Gyurcsany, two lawmakers from his Democratic Coalition and about a dozen lawmakers from Politics Can Be Different were taken away in police vehicles when security officials broke up the protest in which politicians chained themselves to pillars at the legislature's car entrances.
Police also detained Attila Mesterhazy, the leader of the Socialist Party, the largest opposition group, and other party leaders who tried to prevent police from detaining the other politicians.
The protest was organized by Politics Can Be Different, the smallest faction in Parliament, which announced a "new opposition" to the regime of Prime Minister Viktor Orban.
Gyurcsany was released early Friday afternoon.
"My detention was a total absurdity," Gyurcsany told the AP by phone. "I was not an active participant in the protest and I was there simply to express my solidarity with the successful LMP action," he said in reference to the Hungarian acronym for Politics Can Be Different.
Gyurcsany, who broke away from the Socialists and formed his own party earlier this year, resigned as prime minister in 2009, a few months after Hungary was forced to ask the International Monetary Fund and other lenders for a standby loan of euro20 billion ($26 billion) to avoid bankruptcy.
In September 2006, weeks of protests and rioting took place after the broadcast of a secret speech by Gyurcsany to Socialist lawmakers in which he admitted lying about the economy to win the elections.
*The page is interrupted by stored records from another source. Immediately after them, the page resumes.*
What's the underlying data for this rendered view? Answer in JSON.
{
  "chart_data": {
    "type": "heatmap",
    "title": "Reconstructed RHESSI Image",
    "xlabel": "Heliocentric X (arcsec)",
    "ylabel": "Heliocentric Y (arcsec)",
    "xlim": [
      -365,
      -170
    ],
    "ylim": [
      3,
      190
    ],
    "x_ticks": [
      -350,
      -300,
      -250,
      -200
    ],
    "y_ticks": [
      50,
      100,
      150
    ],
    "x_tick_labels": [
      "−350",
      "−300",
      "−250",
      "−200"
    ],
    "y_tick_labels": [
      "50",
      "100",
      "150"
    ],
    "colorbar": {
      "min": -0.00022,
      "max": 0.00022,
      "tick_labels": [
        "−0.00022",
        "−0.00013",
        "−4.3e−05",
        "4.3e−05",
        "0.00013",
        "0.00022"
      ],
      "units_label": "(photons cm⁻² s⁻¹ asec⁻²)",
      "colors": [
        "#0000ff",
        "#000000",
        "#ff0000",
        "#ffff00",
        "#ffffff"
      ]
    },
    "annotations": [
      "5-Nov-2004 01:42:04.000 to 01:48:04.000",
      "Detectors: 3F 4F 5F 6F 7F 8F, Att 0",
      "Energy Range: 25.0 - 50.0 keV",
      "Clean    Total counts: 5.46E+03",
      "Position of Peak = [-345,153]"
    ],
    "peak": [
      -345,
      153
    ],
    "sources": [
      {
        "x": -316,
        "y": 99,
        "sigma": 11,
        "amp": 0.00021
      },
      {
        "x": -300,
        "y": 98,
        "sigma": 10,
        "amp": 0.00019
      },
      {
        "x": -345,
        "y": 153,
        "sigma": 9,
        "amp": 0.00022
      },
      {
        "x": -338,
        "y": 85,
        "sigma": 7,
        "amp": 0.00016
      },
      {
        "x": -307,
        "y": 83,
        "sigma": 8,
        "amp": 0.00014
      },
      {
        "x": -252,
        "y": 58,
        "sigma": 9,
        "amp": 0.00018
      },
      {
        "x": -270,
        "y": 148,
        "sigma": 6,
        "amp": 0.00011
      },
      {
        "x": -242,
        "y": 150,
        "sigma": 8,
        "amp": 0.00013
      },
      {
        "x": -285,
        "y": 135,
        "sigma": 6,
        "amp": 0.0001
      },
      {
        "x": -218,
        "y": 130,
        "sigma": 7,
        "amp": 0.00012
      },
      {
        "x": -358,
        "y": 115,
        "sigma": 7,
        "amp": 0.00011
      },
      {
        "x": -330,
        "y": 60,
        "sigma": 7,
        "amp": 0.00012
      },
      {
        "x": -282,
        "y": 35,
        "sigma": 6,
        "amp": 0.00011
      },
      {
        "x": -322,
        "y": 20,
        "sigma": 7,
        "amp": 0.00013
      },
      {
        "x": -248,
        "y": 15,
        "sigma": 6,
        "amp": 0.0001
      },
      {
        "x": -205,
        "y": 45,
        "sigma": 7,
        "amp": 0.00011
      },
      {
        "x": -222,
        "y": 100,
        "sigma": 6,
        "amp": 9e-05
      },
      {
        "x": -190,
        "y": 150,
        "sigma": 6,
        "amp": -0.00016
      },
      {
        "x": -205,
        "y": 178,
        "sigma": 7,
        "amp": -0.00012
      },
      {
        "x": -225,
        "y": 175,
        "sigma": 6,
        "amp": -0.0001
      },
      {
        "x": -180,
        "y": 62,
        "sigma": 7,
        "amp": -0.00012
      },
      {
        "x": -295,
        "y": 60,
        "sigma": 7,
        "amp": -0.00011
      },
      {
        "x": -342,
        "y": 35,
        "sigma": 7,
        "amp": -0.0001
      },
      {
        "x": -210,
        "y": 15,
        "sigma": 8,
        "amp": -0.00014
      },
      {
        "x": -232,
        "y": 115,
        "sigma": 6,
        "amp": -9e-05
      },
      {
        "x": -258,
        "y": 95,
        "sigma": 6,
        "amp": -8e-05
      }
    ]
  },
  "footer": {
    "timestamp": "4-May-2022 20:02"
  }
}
Inside Parliament Friday, government lawmakers were in the process of approving several contentious laws, including a new central bank law that has drawn criticism from the European Union because it could limit the independence of the National Bank of Hungary led by Andras Simor, who has come under frequent attacks from Fidesz, Orban's party which has a two-thirds legislative majority.
One of the most disputed plans would open the way for the merger of the central bank with Hungary's financial regulator, diminishing the authority of the central bank's president.
Other laws on Friday's agenda included a new electoral law, which critics say could give Fidesz an unfair advantage, and a so-called "stability law" which would entrench the new flat income tax and make it very difficult for future governments to change the tax code.